Una volta Florio non è scappato. La Padrona irrigidiva la schiena Florio restava. La Padrona aveva il fiato grosso stendeva le palme sul tavolo come stracci, il gluteo destro si contraeva ritmicamente i soldi erano sul tavolo Florio restava. La Padrona tremava chiedeva pietà e castighi e grugniva Florio restava restava. Finché non ha sussultato e Florio ha scoperto in seguito, dopo una scenata di rabbia e il deliquio che ne è seguito, ch'essa si dà piacere con certe sfere minuscole che tiene celate tutto il giorno nelle sue parti più intime.
D'estate Florio lavora tre sere la settimana e suona musica spagnola: i bagnanti si ritrovano davanti al portone e quando entrano l'aria sa di fumo e crema solare. Le donne sono sempre molto curate e dipinte in faccia, gli uomini in tenuta coloniale. La Padrona assume camerieri giovani e belli e li tiene a passeggio sul viale a mare, ma in realtà essi sono a caccia: in livrea e con in mano la carta invito per l'aperitivo. Uno di loro si chiama Giacomo. Sembra abbia quindici anni, tanto è snello e di reni elastiche, ma in realtà è maggiorenne e trascina alla balera uomini e donne di tutte le età. È un invertito così delizioso che anche la Padrona non si permette di toccarlo: lo guarda muoversi svelto per la sala, spostare con grazia i tavoli di metallo considerevolmente pesanti in mezzo all'ammirazione di ragazzine, casalinghe e uomini maturi di professione; e se si passa la mano fra i ricci o dalla gola sfugge una risata o una parola detta con voce più profonda le basta accompagnare gli addominali bassi a premere dall'alto al sotto sul clitoride come una lingua e tenere le braccia incrociate sul petto o trovare, mentre è seduta un ostacolo, ad esempio uno spigolo, che ferisca dolcemente i capezzoli da sotto il tailleur: al resto, invisibili, pensano le palline.

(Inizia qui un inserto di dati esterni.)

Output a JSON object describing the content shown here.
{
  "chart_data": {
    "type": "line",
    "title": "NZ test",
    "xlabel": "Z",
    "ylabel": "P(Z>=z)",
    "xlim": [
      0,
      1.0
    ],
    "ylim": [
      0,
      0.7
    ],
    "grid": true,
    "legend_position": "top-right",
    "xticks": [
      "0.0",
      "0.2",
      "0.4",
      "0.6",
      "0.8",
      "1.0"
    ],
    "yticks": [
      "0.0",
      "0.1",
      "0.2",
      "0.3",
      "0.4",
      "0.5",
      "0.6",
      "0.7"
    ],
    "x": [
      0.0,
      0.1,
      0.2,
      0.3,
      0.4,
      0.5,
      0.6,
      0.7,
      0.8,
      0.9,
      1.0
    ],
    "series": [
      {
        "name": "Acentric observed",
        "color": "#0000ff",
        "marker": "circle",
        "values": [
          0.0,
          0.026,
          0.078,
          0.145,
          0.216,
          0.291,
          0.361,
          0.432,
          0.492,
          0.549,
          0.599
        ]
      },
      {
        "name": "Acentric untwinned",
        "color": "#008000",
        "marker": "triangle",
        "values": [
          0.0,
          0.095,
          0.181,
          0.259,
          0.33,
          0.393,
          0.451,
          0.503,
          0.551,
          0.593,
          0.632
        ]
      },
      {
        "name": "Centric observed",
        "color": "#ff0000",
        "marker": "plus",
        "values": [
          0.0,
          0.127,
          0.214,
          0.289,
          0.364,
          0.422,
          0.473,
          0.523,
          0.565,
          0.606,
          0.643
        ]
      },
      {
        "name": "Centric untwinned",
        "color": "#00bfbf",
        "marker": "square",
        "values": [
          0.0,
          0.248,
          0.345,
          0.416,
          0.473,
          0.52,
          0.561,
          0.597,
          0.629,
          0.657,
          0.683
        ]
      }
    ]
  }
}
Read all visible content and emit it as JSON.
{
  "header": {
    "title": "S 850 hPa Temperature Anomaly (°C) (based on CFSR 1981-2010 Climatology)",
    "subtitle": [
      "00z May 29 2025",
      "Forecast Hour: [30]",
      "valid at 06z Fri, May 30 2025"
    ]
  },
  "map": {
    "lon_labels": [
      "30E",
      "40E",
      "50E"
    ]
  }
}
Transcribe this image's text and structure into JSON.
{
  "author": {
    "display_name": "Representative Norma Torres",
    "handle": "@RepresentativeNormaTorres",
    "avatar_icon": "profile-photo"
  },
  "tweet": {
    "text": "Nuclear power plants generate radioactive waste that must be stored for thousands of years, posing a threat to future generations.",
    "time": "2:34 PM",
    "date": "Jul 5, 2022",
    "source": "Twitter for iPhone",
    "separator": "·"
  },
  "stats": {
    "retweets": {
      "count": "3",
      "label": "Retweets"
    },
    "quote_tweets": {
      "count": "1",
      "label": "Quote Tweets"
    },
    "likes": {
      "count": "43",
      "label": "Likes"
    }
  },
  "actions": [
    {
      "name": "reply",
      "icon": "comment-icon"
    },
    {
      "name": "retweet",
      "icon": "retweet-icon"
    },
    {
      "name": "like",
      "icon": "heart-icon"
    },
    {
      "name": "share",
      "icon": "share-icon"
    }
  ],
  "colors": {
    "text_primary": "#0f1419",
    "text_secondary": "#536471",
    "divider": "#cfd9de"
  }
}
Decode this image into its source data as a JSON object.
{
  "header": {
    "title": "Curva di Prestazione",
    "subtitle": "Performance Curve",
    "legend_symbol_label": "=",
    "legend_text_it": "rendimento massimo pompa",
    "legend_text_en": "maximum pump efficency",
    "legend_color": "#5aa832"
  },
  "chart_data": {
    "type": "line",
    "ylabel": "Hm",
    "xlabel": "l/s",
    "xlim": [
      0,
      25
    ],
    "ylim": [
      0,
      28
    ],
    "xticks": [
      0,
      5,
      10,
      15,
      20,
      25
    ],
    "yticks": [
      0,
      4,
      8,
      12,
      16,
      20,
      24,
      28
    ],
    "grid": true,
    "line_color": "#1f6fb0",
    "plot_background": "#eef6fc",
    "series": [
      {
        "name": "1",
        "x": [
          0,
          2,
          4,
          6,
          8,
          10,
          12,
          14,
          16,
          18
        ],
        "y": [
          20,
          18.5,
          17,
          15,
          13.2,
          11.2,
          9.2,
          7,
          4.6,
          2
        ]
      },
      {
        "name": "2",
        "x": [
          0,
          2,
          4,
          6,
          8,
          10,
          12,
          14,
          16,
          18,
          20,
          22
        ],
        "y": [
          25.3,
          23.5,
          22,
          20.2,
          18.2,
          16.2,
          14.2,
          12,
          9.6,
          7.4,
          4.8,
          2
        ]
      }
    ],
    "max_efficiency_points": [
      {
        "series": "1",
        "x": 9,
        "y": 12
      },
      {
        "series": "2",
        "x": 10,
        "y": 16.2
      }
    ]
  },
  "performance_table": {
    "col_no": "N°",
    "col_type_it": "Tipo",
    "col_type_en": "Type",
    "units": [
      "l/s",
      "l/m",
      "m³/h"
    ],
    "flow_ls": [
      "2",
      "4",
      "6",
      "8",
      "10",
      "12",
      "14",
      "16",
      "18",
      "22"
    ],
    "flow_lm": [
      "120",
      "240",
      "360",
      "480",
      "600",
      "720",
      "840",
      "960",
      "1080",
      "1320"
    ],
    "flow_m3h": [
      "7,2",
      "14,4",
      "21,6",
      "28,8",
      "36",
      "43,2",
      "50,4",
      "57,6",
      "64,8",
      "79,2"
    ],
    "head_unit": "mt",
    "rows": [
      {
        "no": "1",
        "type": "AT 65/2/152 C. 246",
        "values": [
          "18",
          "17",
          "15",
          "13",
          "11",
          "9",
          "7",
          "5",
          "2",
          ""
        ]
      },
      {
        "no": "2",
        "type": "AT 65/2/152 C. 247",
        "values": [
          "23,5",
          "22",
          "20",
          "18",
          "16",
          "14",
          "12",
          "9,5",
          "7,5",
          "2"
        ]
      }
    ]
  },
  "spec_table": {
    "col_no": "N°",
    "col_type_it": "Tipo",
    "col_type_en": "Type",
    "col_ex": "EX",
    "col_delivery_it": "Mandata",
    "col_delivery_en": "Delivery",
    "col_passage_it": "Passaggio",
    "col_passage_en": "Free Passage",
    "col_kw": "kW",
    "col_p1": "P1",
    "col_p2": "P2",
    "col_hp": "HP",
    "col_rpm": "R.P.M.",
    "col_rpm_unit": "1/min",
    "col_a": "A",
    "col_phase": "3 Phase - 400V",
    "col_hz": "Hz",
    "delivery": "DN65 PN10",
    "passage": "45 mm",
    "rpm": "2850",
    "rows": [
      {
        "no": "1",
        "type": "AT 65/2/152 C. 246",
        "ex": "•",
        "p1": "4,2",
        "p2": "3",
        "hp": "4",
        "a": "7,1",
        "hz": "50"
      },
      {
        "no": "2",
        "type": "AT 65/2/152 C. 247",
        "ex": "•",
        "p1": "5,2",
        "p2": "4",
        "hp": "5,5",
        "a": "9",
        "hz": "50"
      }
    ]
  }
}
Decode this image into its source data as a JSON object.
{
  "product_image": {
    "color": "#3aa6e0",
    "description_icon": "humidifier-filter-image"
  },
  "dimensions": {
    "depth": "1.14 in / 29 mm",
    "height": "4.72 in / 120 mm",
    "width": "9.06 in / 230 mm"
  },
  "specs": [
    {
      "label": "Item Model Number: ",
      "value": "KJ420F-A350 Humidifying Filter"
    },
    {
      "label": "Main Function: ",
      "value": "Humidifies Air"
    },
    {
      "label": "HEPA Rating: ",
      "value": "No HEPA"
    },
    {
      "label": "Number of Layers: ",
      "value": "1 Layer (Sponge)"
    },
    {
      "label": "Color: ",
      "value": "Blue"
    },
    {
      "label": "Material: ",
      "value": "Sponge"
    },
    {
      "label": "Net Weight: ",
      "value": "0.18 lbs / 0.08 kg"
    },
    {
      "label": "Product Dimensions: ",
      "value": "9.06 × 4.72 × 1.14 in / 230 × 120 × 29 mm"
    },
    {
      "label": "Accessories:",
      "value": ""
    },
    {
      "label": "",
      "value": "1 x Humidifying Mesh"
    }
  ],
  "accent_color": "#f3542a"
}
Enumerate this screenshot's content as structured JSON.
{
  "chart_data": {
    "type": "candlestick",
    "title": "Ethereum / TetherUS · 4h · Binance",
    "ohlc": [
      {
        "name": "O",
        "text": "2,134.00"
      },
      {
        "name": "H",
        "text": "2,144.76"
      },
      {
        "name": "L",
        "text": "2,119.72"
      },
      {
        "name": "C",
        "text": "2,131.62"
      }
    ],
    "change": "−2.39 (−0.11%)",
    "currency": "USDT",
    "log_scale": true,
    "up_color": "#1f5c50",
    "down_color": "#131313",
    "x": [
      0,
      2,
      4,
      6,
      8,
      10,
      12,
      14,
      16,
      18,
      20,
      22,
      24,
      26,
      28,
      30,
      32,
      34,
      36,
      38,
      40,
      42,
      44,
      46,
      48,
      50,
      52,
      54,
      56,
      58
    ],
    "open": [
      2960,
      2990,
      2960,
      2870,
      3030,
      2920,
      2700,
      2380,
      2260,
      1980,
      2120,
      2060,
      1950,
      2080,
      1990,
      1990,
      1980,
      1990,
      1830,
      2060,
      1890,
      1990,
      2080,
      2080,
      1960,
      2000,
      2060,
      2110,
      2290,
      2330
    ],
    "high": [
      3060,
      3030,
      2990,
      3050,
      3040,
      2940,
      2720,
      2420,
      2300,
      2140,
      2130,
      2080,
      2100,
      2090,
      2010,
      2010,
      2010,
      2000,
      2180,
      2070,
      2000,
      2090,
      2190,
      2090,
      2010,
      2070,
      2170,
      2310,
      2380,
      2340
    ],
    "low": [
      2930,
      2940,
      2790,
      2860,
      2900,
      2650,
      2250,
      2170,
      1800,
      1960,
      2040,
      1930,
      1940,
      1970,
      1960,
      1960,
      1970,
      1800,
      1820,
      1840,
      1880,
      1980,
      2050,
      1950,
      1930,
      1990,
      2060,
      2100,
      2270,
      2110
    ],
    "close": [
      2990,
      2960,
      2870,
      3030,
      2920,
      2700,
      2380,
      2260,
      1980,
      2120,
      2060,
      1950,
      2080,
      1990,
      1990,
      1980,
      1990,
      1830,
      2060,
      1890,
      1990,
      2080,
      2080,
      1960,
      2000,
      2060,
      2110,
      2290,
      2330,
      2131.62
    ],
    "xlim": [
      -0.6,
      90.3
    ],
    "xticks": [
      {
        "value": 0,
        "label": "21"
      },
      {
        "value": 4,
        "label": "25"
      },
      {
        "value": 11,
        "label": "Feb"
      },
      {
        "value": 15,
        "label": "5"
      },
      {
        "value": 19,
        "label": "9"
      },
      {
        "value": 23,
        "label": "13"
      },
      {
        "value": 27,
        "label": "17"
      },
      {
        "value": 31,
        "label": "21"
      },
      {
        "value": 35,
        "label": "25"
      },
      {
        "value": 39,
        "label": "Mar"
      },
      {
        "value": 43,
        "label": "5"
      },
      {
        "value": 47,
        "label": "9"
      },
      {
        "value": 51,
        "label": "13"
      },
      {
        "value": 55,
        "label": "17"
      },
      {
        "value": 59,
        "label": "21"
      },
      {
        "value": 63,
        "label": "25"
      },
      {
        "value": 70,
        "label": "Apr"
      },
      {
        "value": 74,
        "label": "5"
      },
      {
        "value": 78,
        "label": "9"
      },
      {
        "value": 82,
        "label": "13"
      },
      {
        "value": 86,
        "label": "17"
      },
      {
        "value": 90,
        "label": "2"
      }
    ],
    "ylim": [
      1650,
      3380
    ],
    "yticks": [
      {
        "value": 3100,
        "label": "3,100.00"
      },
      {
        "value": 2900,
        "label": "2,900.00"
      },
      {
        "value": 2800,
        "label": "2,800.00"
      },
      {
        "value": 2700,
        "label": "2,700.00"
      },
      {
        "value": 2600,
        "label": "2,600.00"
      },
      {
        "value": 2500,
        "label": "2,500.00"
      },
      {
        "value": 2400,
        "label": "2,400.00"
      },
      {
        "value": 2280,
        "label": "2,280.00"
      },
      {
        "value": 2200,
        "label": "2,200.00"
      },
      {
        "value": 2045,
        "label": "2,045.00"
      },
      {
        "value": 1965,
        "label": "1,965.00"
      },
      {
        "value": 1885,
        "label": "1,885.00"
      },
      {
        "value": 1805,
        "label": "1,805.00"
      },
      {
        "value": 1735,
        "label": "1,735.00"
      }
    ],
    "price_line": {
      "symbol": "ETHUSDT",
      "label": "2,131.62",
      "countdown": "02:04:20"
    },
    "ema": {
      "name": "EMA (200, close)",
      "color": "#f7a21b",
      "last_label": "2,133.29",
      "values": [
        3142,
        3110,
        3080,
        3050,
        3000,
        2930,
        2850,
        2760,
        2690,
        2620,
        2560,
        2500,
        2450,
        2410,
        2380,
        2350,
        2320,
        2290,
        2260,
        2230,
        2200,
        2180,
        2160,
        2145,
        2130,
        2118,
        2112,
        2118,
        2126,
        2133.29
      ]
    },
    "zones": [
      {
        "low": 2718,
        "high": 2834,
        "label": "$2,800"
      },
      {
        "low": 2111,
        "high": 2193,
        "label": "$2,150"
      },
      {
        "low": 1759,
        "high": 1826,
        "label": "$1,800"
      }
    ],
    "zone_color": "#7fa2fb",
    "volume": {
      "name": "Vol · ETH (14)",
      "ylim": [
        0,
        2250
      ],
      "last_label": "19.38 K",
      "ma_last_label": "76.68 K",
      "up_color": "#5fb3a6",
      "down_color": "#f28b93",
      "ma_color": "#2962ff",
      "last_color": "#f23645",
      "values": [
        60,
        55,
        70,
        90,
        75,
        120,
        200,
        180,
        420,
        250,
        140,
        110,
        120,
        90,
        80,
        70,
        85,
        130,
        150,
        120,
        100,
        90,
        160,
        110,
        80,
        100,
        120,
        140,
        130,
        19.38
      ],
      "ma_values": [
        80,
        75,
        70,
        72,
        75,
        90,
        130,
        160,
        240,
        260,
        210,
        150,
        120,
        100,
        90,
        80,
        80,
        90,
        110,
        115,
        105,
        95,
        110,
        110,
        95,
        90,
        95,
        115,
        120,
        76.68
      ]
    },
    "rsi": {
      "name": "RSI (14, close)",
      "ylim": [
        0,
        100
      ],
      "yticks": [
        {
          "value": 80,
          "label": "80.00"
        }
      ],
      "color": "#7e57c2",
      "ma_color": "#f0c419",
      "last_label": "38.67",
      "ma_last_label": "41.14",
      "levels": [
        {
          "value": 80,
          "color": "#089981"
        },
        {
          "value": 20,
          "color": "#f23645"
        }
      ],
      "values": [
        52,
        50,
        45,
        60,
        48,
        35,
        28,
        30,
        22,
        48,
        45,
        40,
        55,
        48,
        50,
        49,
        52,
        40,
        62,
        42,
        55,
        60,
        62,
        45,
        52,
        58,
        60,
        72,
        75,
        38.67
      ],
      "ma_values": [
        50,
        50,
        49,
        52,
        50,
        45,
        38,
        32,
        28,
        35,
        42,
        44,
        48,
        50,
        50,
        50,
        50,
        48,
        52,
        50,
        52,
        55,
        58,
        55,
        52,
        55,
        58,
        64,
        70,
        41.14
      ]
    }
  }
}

Florio ha appoggiato il bicchiere per terra, accanto alle mie ciabatte e le pillole. La serata è calda, e anche se passa la mano sulla coperta all'altezza della spalla, Florio sa che sotto il cotone c'è solo pelle, che di notte d'estate dormo con le mutandine. “L'aria è guasta, Fosca, domani pioverà e tu non dovrai andare a lavorare”. Florio sente che non rispondo perché dormo, si alza dal mio letto e raggiunge il suo, che ho montato poche ore prima in tinello, dopo aver cenato. Dalla finestra aperta viene rumore di cani e bidoni d'immondizia.